Ainsi, il est possible de parler à une foule lors, par
exemple, d'une conférence, tout comme il est possible de dialoguer à deux ou à trois, par exemple.
La parole, dans la tradition
aristotélicienne, caractérise l'homme : "L'homme, seul de tous les animaux, possède la parole."[1] La richesse sémantique (relative au
sens) et pragmatique (adaptation à un environnement) de la parole la différencie du cri animal ou du langage de programmation, comme
le soutient Descartes[2] : « On peut bien concevoir qu'une machine profère des paroles; mais non pas qu'elle les arrange diversement
pour répondre au sens de tout ce qui se dira en sa présence, ainsi que les hommes les plus hébétés peuvent faire.
» ; « On ne doit pas
confondre les paroles avec les mouvements naturels, qui témoignent des passions, et peuvent être imités par des machines aussi bien
que par les animaux.
» Il est pourtant courant d'entendre dire que quelqu'un « parle pour ne rien dire », alors dans quelle mesure l'acte
de parole a-t-il un sens ? Pour le savoir, il est nécessaire de se demander à quoi sert la parole, de se demander pourquoi nous parlons.
I.
La parole peut être conçue comme un don réciproque de paroles dans la mesure où une grande quantité de nos
échanges verbaux consiste en un échange d'informations pratiques et réutilisables.
« Je te donne cette information, donne
m'en d'autres » en serait le principe d'échange.
Ce type de rapports a surtout lieu dans un cadre professionnel.
Pour que la cité
fonctionne correctement, l'homme, animal politique par nature, a besoin d'échanger des informations, c'est pourquoi Aristote[3]
écrit qu'"Il est évident que l'homme est un animal politique, bien plus que n'importe qu'elle abeille ou n'importe quel animal
grégaire.
Car, nous le disons souvent, la nature ne fait rien en vain.

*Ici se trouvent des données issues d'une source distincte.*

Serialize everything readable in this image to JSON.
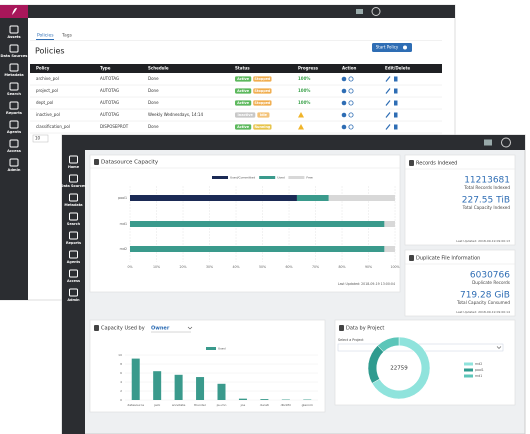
{
  "back": {
    "nav": [
      "Assets",
      "Data Sources",
      "Metadata",
      "Search",
      "Reports",
      "Agents",
      "Access",
      "Admin"
    ],
    "tabs": [
      "Policies",
      "Tags"
    ],
    "title": "Policies",
    "button": "Start Policy",
    "page_size": "10",
    "table": {
      "columns": [
        "Policy",
        "Type",
        "Schedule",
        "Status",
        "Progress",
        "Action",
        "Edit/Delete"
      ],
      "rows": [
        {
          "policy": "archive_pol",
          "type": "AUTOTAG",
          "schedule": "Done",
          "status": [
            {
              "text": "Active",
              "color": "#5cb85c"
            },
            {
              "text": "Stopped",
              "color": "#f0ad4e"
            }
          ],
          "progress": "100%"
        },
        {
          "policy": "project_pol",
          "type": "AUTOTAG",
          "schedule": "Done",
          "status": [
            {
              "text": "Active",
              "color": "#5cb85c"
            },
            {
              "text": "Stopped",
              "color": "#f0ad4e"
            }
          ],
          "progress": "100%"
        },
        {
          "policy": "dept_pol",
          "type": "AUTOTAG",
          "schedule": "Done",
          "status": [
            {
              "text": "Active",
              "color": "#5cb85c"
            },
            {
              "text": "Stopped",
              "color": "#f0ad4e"
            }
          ],
          "progress": "100%"
        },
        {
          "policy": "inactive_pol",
          "type": "AUTOTAG",
          "schedule": "Weekly Wednesdays, 14:14",
          "status": [
            {
              "text": "Inactive",
              "color": "#c8c8c8"
            },
            {
              "text": "Idle",
              "color": "#f3c37a"
            }
          ],
          "progress": null
        },
        {
          "policy": "classification_pol",
          "type": "DISPOSEPROT",
          "schedule": "Done",
          "status": [
            {
              "text": "Active",
              "color": "#5cb85c"
            },
            {
              "text": "Running",
              "color": "#e6c34a"
            }
          ],
          "progress": null
        }
      ]
    }
  },
  "front": {
    "nav": [
      "Home",
      "Data Sources",
      "Metadata",
      "Search",
      "Reports",
      "Agents",
      "Access",
      "Admin"
    ],
    "records": {
      "title": "Records Indexed",
      "count": "11213681",
      "count_label": "Total Records Indexed",
      "capacity": "227.55 TiB",
      "capacity_label": "Total Capacity Indexed",
      "updated": "Last Updated: 2018-09-19 09:00:13"
    },
    "duplicates": {
      "title": "Duplicate File Information",
      "count": "6030766",
      "count_label": "Duplicate Records",
      "capacity": "719.28 GiB",
      "capacity_label": "Total Capacity Consumed",
      "updated": "Last Updated: 2018-09-19 09:00:14"
    }
  },
  "chart_data": [
    {
      "type": "bar",
      "orientation": "horizontal",
      "stacked": true,
      "title": "Datasource Capacity",
      "categories": [
        "pool1",
        "rnd1",
        "rnd2"
      ],
      "series": [
        {
          "name": "Used/Committed",
          "color": "#1b2a55",
          "values": [
            63,
            0,
            0
          ]
        },
        {
          "name": "Used",
          "color": "#3a9a8c",
          "values": [
            12,
            96,
            96
          ]
        },
        {
          "name": "Free",
          "color": "#d8d8d8",
          "values": [
            25,
            4,
            4
          ]
        }
      ],
      "xlim": [
        0,
        100
      ],
      "xticks": [
        {
          "value": 0,
          "label": "0%"
        },
        {
          "value": 10,
          "label": "10%"
        },
        {
          "value": 20,
          "label": "20%"
        },
        {
          "value": 30,
          "label": "30%"
        },
        {
          "value": 40,
          "label": "40%"
        },
        {
          "value": 50,
          "label": "50%"
        },
        {
          "value": 60,
          "label": "60%"
        },
        {
          "value": 70,
          "label": "70%"
        },
        {
          "value": 80,
          "label": "80%"
        },
        {
          "value": 90,
          "label": "90%"
        },
        {
          "value": 100,
          "label": "100%"
        }
      ],
      "grid": true,
      "footer": "Last Updated: 2018-09-19 13:00:04"
    },
    {
      "type": "bar",
      "title": "Capacity Used by",
      "selector": "Owner",
      "categories": [
        "datasource",
        "jack",
        "annotate",
        "thunder",
        "pu-mn",
        "joe",
        "ducati",
        "dbnMir",
        "glennm"
      ],
      "series": [
        {
          "name": "Used",
          "color": "#3a9a8c",
          "values": [
            9.2,
            6.4,
            5.6,
            5.1,
            3.6,
            0.3,
            0.2,
            0.1,
            0.1
          ]
        }
      ],
      "ylim": [
        0,
        10
      ],
      "yticks": [
        0,
        2,
        4,
        6,
        8,
        10
      ],
      "grid": true
    },
    {
      "type": "pie",
      "title": "Data by Project",
      "selector_label": "Select a Project",
      "total": "22759",
      "categories": [
        "rnd2",
        "pool1",
        "rnd1"
      ],
      "values": [
        15200,
        4800,
        2759
      ],
      "colors": [
        "#8fe3dc",
        "#2f9b8f",
        "#5cc6b9"
      ],
      "hole": 0.72
    }
  ]
}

Et seul parmi les animaux l'homme est doué de parole."
II.
la parole a également une dimension performative, c'est-à-dire que la parole peut avoir valeur d'acte comme c'est le
cas lorsqu'on dit « je le jure », que l'on dit « oui », le jour de son mariage, ou encore que l'on « donne sa parole ».
A ce sujet,
Louis Lavelle[4] écrit que « toute parole a le caractère d'un serment.
Aussi dit-on admirablement donner sa parole.
Et qui ne la
tient pas se déshonore.
» Montaigne[5], en ce sens, considère la parole digne de foi comme le fondement des rapports
humains : « En vérité, le mentir est un maudit vice.
Nous ne sommes hommes et ne nous tenons les uns aux autres que par la
parole.
» Il est ainsi coutume de faire l'éloge de la « parole vraie », comme le fait Hegel[6] lorsqu'il écrit que "parmi les devoirs
particuliers envers autrui, le premier est la véracité de la parole et de la conduite.
Elle consiste dans la conformité entre ce qui
est et dont on a conscience et ce que l'on dit et montre aux autres."
III.
La parole apparemment inutile ou trompeuse est en fait d'une grande utilité sociale.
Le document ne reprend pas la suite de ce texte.